The devastating wildfires of 2017 and 2018 in northern and southern California illustrated the need for local governments to better prepare for human evacuation of an area due to natural or human disasters. In addition to the destruction caused by the North Bay fires, the town of Paradise provided a tragic example of the importance of evacuation route capacity. In 2015, Skyway Boulevard, one of the main outbound roads for Paradise, underwent lane reduction from a four to two lane road. During the Camp Fire, residents were forced to move southbound via Skyway Boulevard. By 10:00 AM that day, evacuees were forced to abandon their vehicles and proceed on foot.
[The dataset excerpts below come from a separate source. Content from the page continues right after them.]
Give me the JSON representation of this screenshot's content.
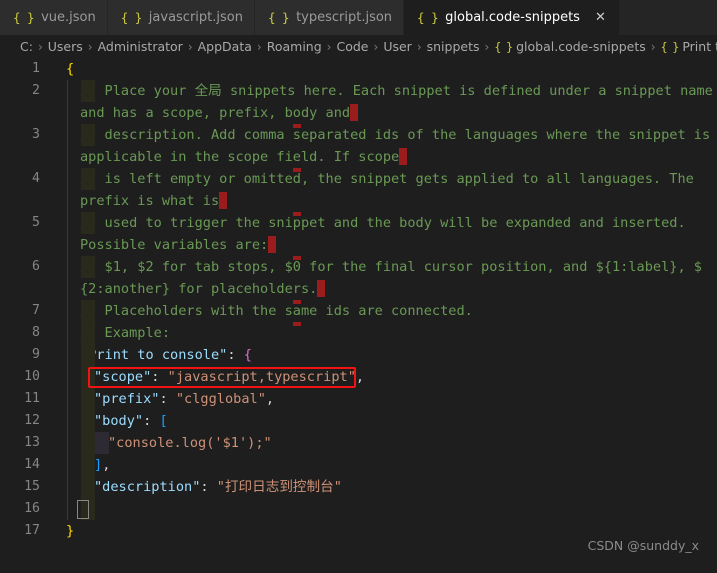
{
  "window": {
    "app": "Visual Studio Code",
    "theme_background": "#1e1e1e",
    "accent_annotation_color": "#f21313"
  },
  "tabs": [
    {
      "icon": "json-braces-icon",
      "label": "vue.json",
      "active": false,
      "closable": false
    },
    {
      "icon": "json-braces-icon",
      "label": "javascript.json",
      "active": false,
      "closable": false
    },
    {
      "icon": "json-braces-icon",
      "label": "typescript.json",
      "active": false,
      "closable": false
    },
    {
      "icon": "json-braces-icon",
      "label": "global.code-snippets",
      "active": true,
      "closable": true,
      "close_glyph": "✕"
    }
  ],
  "breadcrumb": {
    "separator": "›",
    "items": [
      {
        "label": "C:",
        "icon": null
      },
      {
        "label": "Users",
        "icon": null
      },
      {
        "label": "Administrator",
        "icon": null
      },
      {
        "label": "AppData",
        "icon": null
      },
      {
        "label": "Roaming",
        "icon": null
      },
      {
        "label": "Code",
        "icon": null
      },
      {
        "label": "User",
        "icon": null
      },
      {
        "label": "snippets",
        "icon": null
      },
      {
        "label": "global.code-snippets",
        "icon": "{ }"
      },
      {
        "label": "Print to cons",
        "icon": "{ }"
      }
    ]
  },
  "editor": {
    "language": "jsonc",
    "line_numbers": [
      "1",
      "2",
      "3",
      "4",
      "5",
      "6",
      "7",
      "8",
      "9",
      "10",
      "11",
      "12",
      "13",
      "14",
      "15",
      "16",
      "17"
    ],
    "lines": [
      {
        "num": "1",
        "segments": [
          {
            "t": "{",
            "c": "brkt1"
          }
        ]
      },
      {
        "num": "2",
        "segments": [
          {
            "t": "// Place your 全局 snippets here. Each snippet is defined under a snippet name",
            "c": "cmt"
          }
        ],
        "wrap": [
          {
            "t": "and has a scope, prefix, body and",
            "c": "cmt"
          }
        ],
        "wrap_marker": true
      },
      {
        "num": "3",
        "segments": [
          {
            "t": "// description. Add comma separated ids of the languages where the snippet is",
            "c": "cmt"
          }
        ],
        "wrap": [
          {
            "t": "applicable in the scope field. If scope",
            "c": "cmt"
          }
        ],
        "wrap_marker": true
      },
      {
        "num": "4",
        "segments": [
          {
            "t": "// is left empty or omitted, the snippet gets applied to all languages. The",
            "c": "cmt"
          }
        ],
        "wrap": [
          {
            "t": "prefix is what is",
            "c": "cmt"
          }
        ],
        "wrap_marker": true
      },
      {
        "num": "5",
        "segments": [
          {
            "t": "// used to trigger the snippet and the body will be expanded and inserted.",
            "c": "cmt"
          }
        ],
        "wrap": [
          {
            "t": "Possible variables are:",
            "c": "cmt"
          }
        ],
        "wrap_marker": true
      },
      {
        "num": "6",
        "segments": [
          {
            "t": "// $1, $2 for tab stops, $0 for the final cursor position, and ${1:label}, $",
            "c": "cmt"
          }
        ],
        "wrap": [
          {
            "t": "{2:another} for placeholders.",
            "c": "cmt"
          }
        ],
        "wrap_marker": true
      },
      {
        "num": "7",
        "segments": [
          {
            "t": "// Placeholders with the same ids are connected.",
            "c": "cmt"
          }
        ]
      },
      {
        "num": "8",
        "segments": [
          {
            "t": "// Example:",
            "c": "cmt"
          }
        ]
      },
      {
        "num": "9",
        "segments": [
          {
            "t": "\"Print to console\"",
            "c": "key"
          },
          {
            "t": ": ",
            "c": "punc"
          },
          {
            "t": "{",
            "c": "brkt2"
          }
        ]
      },
      {
        "num": "10",
        "highlighted": true,
        "segments": [
          {
            "t": "\"scope\"",
            "c": "key"
          },
          {
            "t": ": ",
            "c": "punc"
          },
          {
            "t": "\"javascript,typescript\"",
            "c": "str"
          },
          {
            "t": ",",
            "c": "punc"
          }
        ]
      },
      {
        "num": "11",
        "segments": [
          {
            "t": "\"prefix\"",
            "c": "key"
          },
          {
            "t": ": ",
            "c": "punc"
          },
          {
            "t": "\"clgglobal\"",
            "c": "str"
          },
          {
            "t": ",",
            "c": "punc"
          }
        ]
      },
      {
        "num": "12",
        "segments": [
          {
            "t": "\"body\"",
            "c": "key"
          },
          {
            "t": ": ",
            "c": "punc"
          },
          {
            "t": "[",
            "c": "brkt3"
          }
        ]
      },
      {
        "num": "13",
        "segments": [
          {
            "t": "\"console.log('$1');\"",
            "c": "str"
          }
        ]
      },
      {
        "num": "14",
        "segments": [
          {
            "t": "]",
            "c": "brkt3"
          },
          {
            "t": ",",
            "c": "punc"
          }
        ]
      },
      {
        "num": "15",
        "segments": [
          {
            "t": "\"description\"",
            "c": "key"
          },
          {
            "t": ": ",
            "c": "punc"
          },
          {
            "t": "\"打印日志到控制台\"",
            "c": "str"
          }
        ]
      },
      {
        "num": "16",
        "bracket_match": true,
        "segments": [
          {
            "t": "}",
            "c": "brkt2"
          }
        ]
      },
      {
        "num": "17",
        "segments": [
          {
            "t": "}",
            "c": "brkt1"
          }
        ]
      }
    ]
  },
  "annotation": {
    "type": "red-rectangle",
    "target_line": "10",
    "color": "#f21313"
  },
  "watermark": {
    "text": "CSDN @sunddy_x"
  }
}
The 2018 Camp Fire resulted in 86 civilian casualties; the deadliest in California history.
“Unfortunately, California faces a daunting task in contending with prolonged wildfire seasons and natural disasters facilitated by climate change,” said Eric Phillips, Vice President of the American Planning Association, California Chapter. “These new threats will require communities to reassess evacuation options and, as this bill requires, to ensure that the capacity, safety and viability of evacuation routes during an emergency are in place.”
Just yesterday, Pacific Gas & Electric Corporation (PG&E) began a Public Safety Power Shutoff (PSPS) causing power blackouts to over 1.8 million residents. While it is unclear if widespread blackouts were necessary or appropriate to prevent a wildfire event, the longer wildfire season illustrates the need for communities throughout the state to better prepare for the next fire, flood, earthquake or other disaster.
“Local governments are faced with the difficult task of responding to destruction caused by prolonged wildfire seasons, disasters and the dangerous impacts of climate change,” said Assemblymember Levine. “Cities and counties must do more to prepare their communities for evacuation in the event of an emergency or disaster. AB 747 will help communities better prepare for the next disaster and will help more California residents survive in the event of a local emergency.”
AB 747 takes effect on January 1, 2020.